Show us your bag first....


----------



## Smallmouth Crazy (Apr 4, 2006)

I got turned onto a cool way to catch gills this last fall, a buddy of mine showed me at a farm pond, he would tie on a fly and then put a small round float above it about 2 or 3 ft, wing it out there and just reel it back slow, the gills went nuts after it, the flys even when soaked would only sink a inch so which enabled a nice little surface bite, I look forward to trying it again in the spring.


----------



## chaunc (Apr 11, 2004)

Smallmouth Crazy said:


> I got turned onto a cool way to catch gills this last fall, a buddy of mine showed me at a farm pond, he would tie on a fly and then put a small round float above it about 2 or 3 ft, wing it out there and just reel it back slow, the gills went nuts after it, the flys even when soaked would only sink a inch so which enabled a nice little surface bite, I look forward to trying it again in the spring.


Take the back treble hook off of a tiny rapala floater.

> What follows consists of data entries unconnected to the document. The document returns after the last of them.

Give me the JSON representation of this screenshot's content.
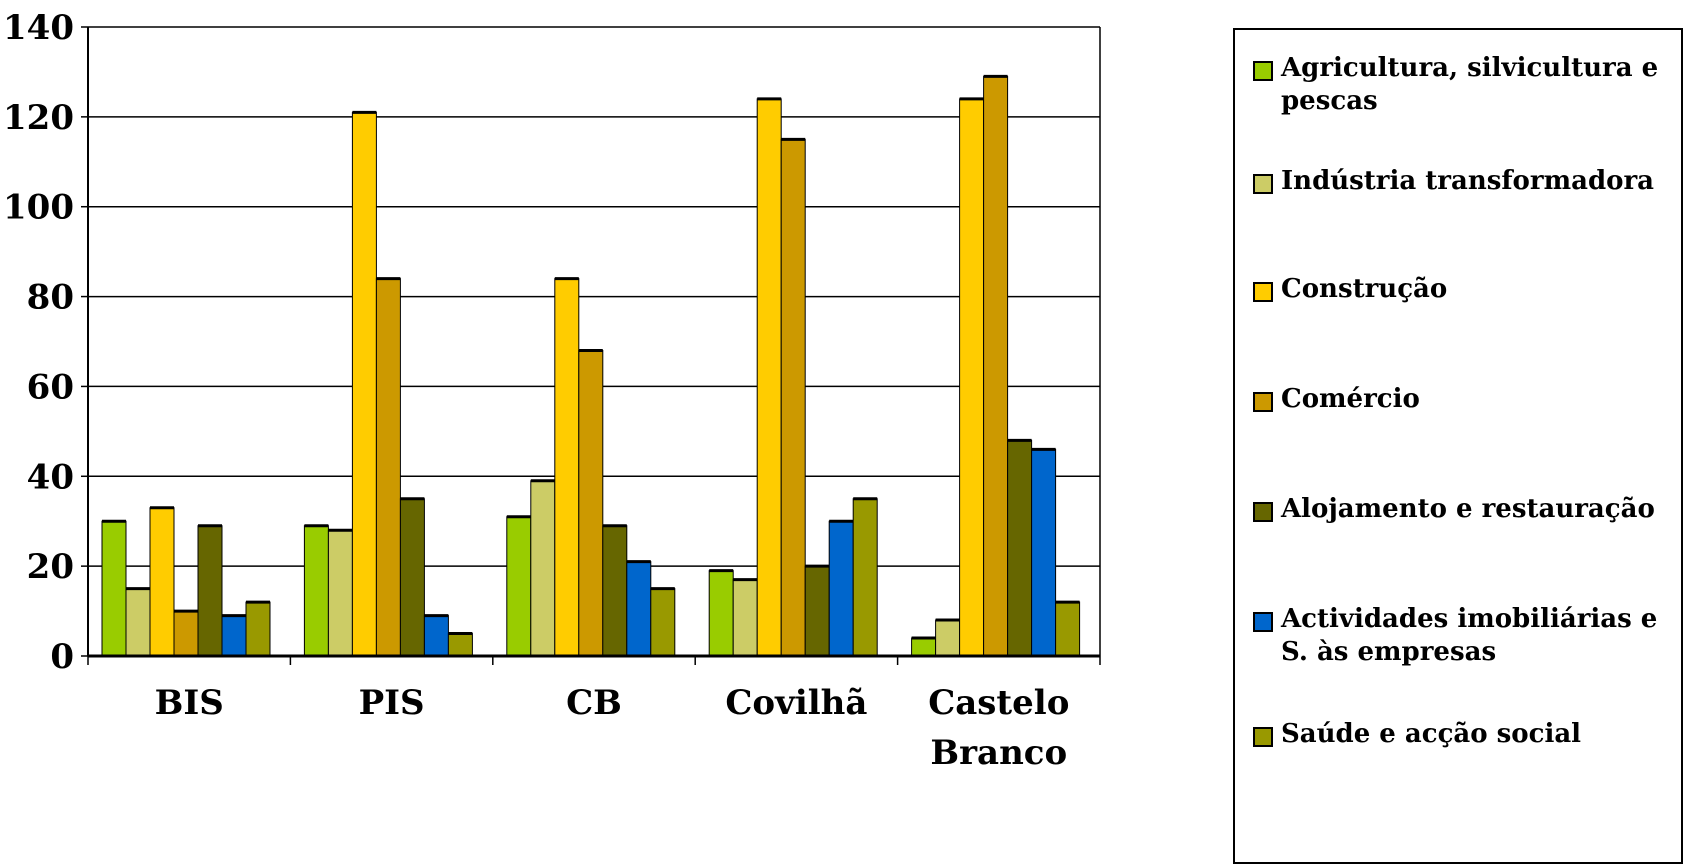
{
  "chart_data": {
    "type": "bar",
    "categories": [
      "BIS",
      "PIS",
      "CB",
      "Covilhã",
      "Castelo Branco"
    ],
    "series": [
      {
        "name": "Agricultura, silvicultura e pescas",
        "color": "#99CC00",
        "values": [
          30,
          29,
          31,
          19,
          4
        ]
      },
      {
        "name": "Indústria transformadora",
        "color": "#CCCC66",
        "values": [
          15,
          28,
          39,
          17,
          8
        ]
      },
      {
        "name": "Construção",
        "color": "#FFCC00",
        "values": [
          33,
          121,
          84,
          124,
          124
        ]
      },
      {
        "name": "Comércio",
        "color": "#CC9900",
        "values": [
          10,
          84,
          68,
          115,
          129
        ]
      },
      {
        "name": "Alojamento e restauração",
        "color": "#666600",
        "values": [
          29,
          35,
          29,
          20,
          48
        ]
      },
      {
        "name": "Actividades imobiliárias e S. às empresas",
        "color": "#0066CC",
        "values": [
          9,
          9,
          21,
          30,
          46
        ]
      },
      {
        "name": "Saúde e acção social",
        "color": "#999900",
        "values": [
          12,
          5,
          15,
          35,
          12
        ]
      }
    ],
    "ylim": [
      0,
      140
    ],
    "yticks": [
      0,
      20,
      40,
      60,
      80,
      100,
      120,
      140
    ],
    "grid": true,
    "legend_position": "right",
    "title": "",
    "xlabel": "",
    "ylabel": ""
  }
}
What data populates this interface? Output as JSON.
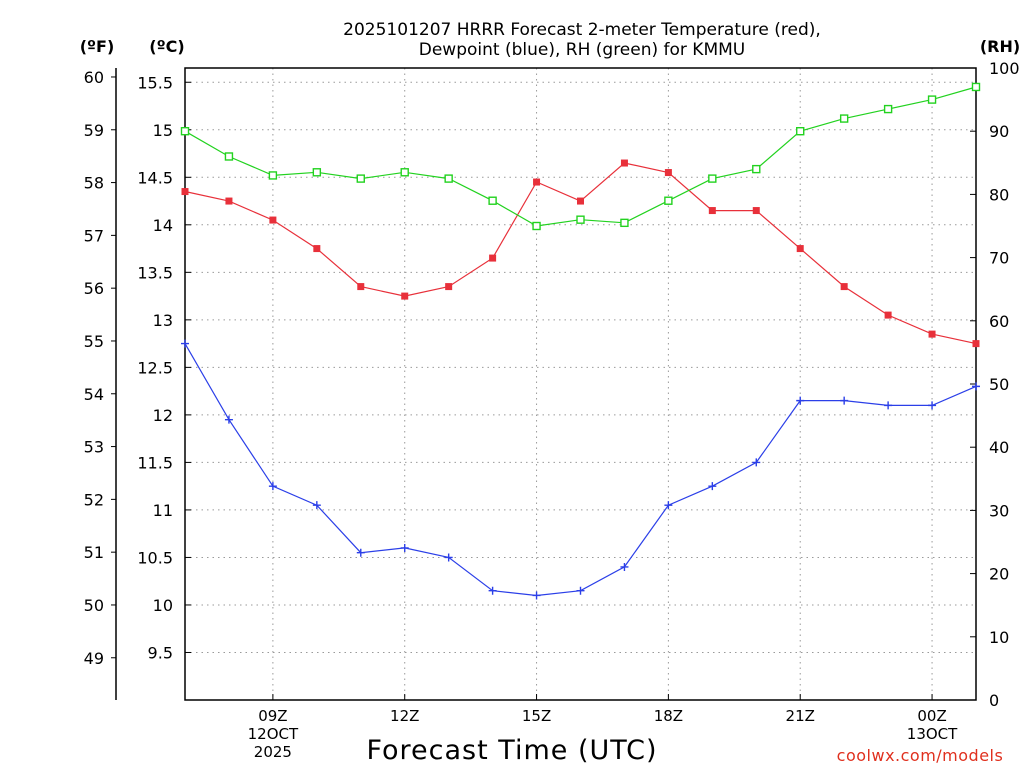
{
  "chart_data": {
    "type": "line",
    "title_lines": [
      "2025101207 HRRR Forecast 2-meter Temperature (red),",
      "Dewpoint (blue), RH (green) for KMMU"
    ],
    "unit_labels": {
      "fahrenheit": "(ºF)",
      "celsius": "(ºC)",
      "rh": "(RH)"
    },
    "xlabel": "Forecast Time (UTC)",
    "credit": "coolwx.com/models",
    "x_hours": [
      7,
      8,
      9,
      10,
      11,
      12,
      13,
      14,
      15,
      16,
      17,
      18,
      19,
      20,
      21,
      22,
      23,
      24,
      25
    ],
    "xlim": [
      7,
      25
    ],
    "x_ticks": [
      {
        "hour": 9,
        "lines": [
          "09Z",
          "12OCT",
          "2025"
        ]
      },
      {
        "hour": 12,
        "lines": [
          "12Z"
        ]
      },
      {
        "hour": 15,
        "lines": [
          "15Z"
        ]
      },
      {
        "hour": 18,
        "lines": [
          "18Z"
        ]
      },
      {
        "hour": 21,
        "lines": [
          "21Z"
        ]
      },
      {
        "hour": 24,
        "lines": [
          "00Z",
          "13OCT"
        ]
      }
    ],
    "celsius_axis": {
      "range": [
        9.0,
        15.65
      ],
      "ticks": [
        "9.5",
        "10",
        "10.5",
        "11",
        "11.5",
        "12",
        "12.5",
        "13",
        "13.5",
        "14",
        "14.5",
        "15",
        "15.5"
      ]
    },
    "fahrenheit_axis": {
      "ticks": [
        "49",
        "50",
        "51",
        "52",
        "53",
        "54",
        "55",
        "56",
        "57",
        "58",
        "59",
        "60"
      ]
    },
    "rh_axis": {
      "range": [
        0,
        100
      ],
      "ticks": [
        "0",
        "10",
        "20",
        "30",
        "40",
        "50",
        "60",
        "70",
        "80",
        "90",
        "100"
      ]
    },
    "series": [
      {
        "name": "2-meter Temperature",
        "color_name": "red",
        "color": "#e8303a",
        "axis": "celsius",
        "marker": "filled-square",
        "values": [
          14.35,
          14.25,
          14.05,
          13.75,
          13.35,
          13.25,
          13.35,
          13.65,
          14.45,
          14.25,
          14.65,
          14.55,
          14.15,
          14.15,
          13.75,
          13.35,
          13.05,
          12.85,
          12.75
        ]
      },
      {
        "name": "Dewpoint",
        "color_name": "blue",
        "color": "#2b3fe8",
        "axis": "celsius",
        "marker": "plus",
        "values": [
          12.75,
          11.95,
          11.25,
          11.05,
          10.55,
          10.6,
          10.5,
          10.15,
          10.1,
          10.15,
          10.4,
          11.05,
          11.25,
          11.5,
          12.15,
          12.15,
          12.1,
          12.1,
          12.3
        ]
      },
      {
        "name": "RH",
        "color_name": "green",
        "color": "#22d21f",
        "axis": "rh",
        "marker": "open-square",
        "values": [
          90,
          86,
          83,
          83.5,
          82.5,
          83.5,
          82.5,
          79,
          75,
          76,
          75.5,
          79,
          82.5,
          84,
          90,
          92,
          93.5,
          95,
          97
        ]
      }
    ]
  }
}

Add a 6" piece of line with a fly tied to it. Leave the treble on the belly. Cast it out and work it back like you're bobber fishing. You may catch some monster gills on the floater too. Or crappie. Or bass. Or.......


----------



## Smallmouth Crazy (Apr 4, 2006)

chaunc said:


> Take the back treble hook off of a tiny rapala floater. Add a 6" piece of line with a fly tied to it. Leave the treble on the belly. Cast it out and work it back like you're bobber fishing. You may catch some monster gills on the floater too. Or crappie. Or bass. Or.......


Thats interesting..I never thought of that.


----------



## wave warrior (Oct 2, 2005)

chaunc said:


> Take the back treble hook off of a tiny rapala floater. Add a 6" piece of line with a fly tied to it. Leave the treble on the belly. Cast it out and work it back like you're bobber fishing. You may catch some monster gills on the floater too. Or crappie. Or bass. Or.......


hmm...that is the same set-up that billybob7059 used to take big fish 2 years ago at crappie tourny!!! it is a great bait for slow trolling to locate the active fish when they are not hitting live bait!!


----------